In a meeting with Pope Francis on Tuesday Matthew Festing (pictured above, right) offered his resignation, Knights of Malta spokeswoman Marianna Balfour revealed.
Mr Festing had refused to cooperate with a papal commission investigating his decision to suspend the Knights of Malta's grand chancellor, Albrecht von Boeselager, on 8th December 2016.
Mr Boeselager's departure followed relevations the order's charity division had distributed thousands of condoms to poor people in Myanmar under his watch - something the Catholic Church disagrees with.
In a sharply worded statement, the Holy See last week said it plans to take action to resolve the dispute, describing the issue as a "crisis of the central direction".
The condom scandal was described as grave by the Knight of Malta's leadership who also said it was "disgraceful" Mr Boeselager had not heeded Mr Festing's order to resign.
Artificial contraception is forbidden under Catholic church teaching.

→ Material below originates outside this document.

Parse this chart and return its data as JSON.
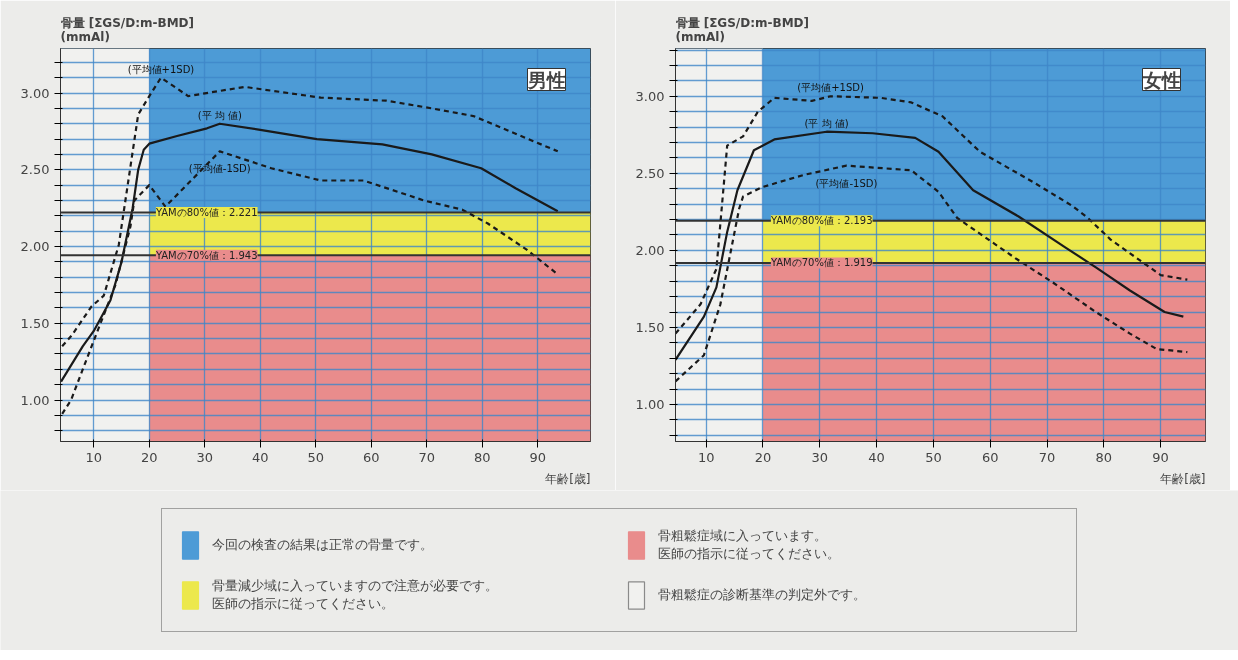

Mr Boeselager claimed he stopped the condom distribution programmes when he was made aware of them.
Defending his refusal to cooperate with the papal commission, Mr Festing cited the Knights of Maltas' status as a sovereign entity.
In a letter on 14th January, he also questioned the credibility of the commission, claiming there were "serious accusations of a conflict of interest" involving three of its five members.
The leadership of the Knights of Malta order take an oath of obedience to the pope.